Why Some Players May Hit Harder While Wearing One
That last finding raises an uncomfortable question: could headgear make things worse? A survey of 122 American collegiate rugby players found that about 38% believed headgear prevented concussions, despite no evidence supporting that belief. More striking, 42% said they would play more aggressively if wearing headgear, running and tackling harder because of a perceived safety net. Players who believed headgear prevented concussions were four times more likely to report increased aggression than those who didn’t hold that belief.
This phenomenon, called risk compensation, is well-documented across sports and safety equipment. When people feel protected, they take bigger risks. One research team actually measured tackle force with and without headgear and found no significant difference (about 2,025 newtons with headgear versus 1,996 without), suggesting that the self-reported aggression increase may not always translate to measurably harder hits. Still, even a subtle shift in how players approach contact could offset whatever marginal protection the foam provides.
Which Players Wear Them Most
Forwards are far more likely to wear scrum caps than backs. This makes intuitive sense: forwards spend the bulk of the match in scrums, rucks, mauls, and close-quarter tackling where ears and scalps take the most punishment. Flankers, hookers, and number eights have the highest collision rates of any positions on the pitch, and their heads are constantly pressed against other bodies. Locks, who bind tightly between the props in a scrum with their ears sandwiched against teammates’ hips and thighs, are another position where headgear is especially common.
Backs, who operate more in open space and make tackles at speed rather than grinding through contact areas, wear headgear less frequently. When a back does wear one, it’s often due to a personal history of ear injuries or scalp cuts rather than the demands of the position itself.
What the Rules Allow
World Rugby strictly regulates what players can put on their heads. Headgear must be soft-padded with no rigid components. The total thickness, including fabric layers on each side of the foam, cannot exceed 12 millimeters. The padding also has a hardness limit: when compressed to 65% of its thickness, it must not resist with more than 750 newtons of force. These rules exist to ensure headgear doesn’t become a weapon that could injure other players during contact. Any headgear worn in competition must be from World Rugby’s approved list, meaning it has been independently tested against these specifications.

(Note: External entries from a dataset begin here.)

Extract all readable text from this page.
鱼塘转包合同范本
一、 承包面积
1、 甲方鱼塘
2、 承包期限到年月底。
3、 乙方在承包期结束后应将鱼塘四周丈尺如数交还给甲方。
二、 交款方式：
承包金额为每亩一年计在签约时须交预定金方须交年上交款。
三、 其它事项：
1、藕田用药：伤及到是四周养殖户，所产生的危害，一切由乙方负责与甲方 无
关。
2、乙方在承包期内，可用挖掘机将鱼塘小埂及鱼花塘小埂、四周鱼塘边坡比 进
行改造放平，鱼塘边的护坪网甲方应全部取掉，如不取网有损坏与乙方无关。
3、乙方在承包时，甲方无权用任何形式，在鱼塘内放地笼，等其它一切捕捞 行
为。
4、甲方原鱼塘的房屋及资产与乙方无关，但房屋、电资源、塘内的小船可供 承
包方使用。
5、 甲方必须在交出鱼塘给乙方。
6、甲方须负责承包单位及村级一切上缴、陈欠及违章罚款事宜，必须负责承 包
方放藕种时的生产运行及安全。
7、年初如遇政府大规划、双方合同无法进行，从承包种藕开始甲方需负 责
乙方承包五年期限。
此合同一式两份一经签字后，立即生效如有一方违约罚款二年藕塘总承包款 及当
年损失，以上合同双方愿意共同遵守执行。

The regulations essentially guarantee that rugby headgear stays soft and thin. This is a deliberate trade-off: the governing body prioritizes the safety of all players on the field over maximizing protection for the individual wearing the cap. A harder, thicker helmet might protect the wearer’s head more effectively, but it could also cause more damage to opponents during tackles and collisions.
The Bottom Line on Wearing One
Scrum caps are genuinely useful for a specific set of problems: protecting ears from cauliflower ear, reducing scalp cuts, and preventing abrasions during close-contact play. For forwards who spend 80 minutes with their heads in the thick of it, that protection is practical and well-supported by evidence. What headgear cannot do is meaningfully reduce concussion risk. The physics of brain injury require a level of padding and structural support that current rugby regulations don’t allow, and even if they did, the sport’s dynamics involve rotational forces that soft foam alone struggles to address. Players who choose to wear a scrum cap benefit most when they understand exactly what it’s protecting them from and, just as importantly, what it isn’t.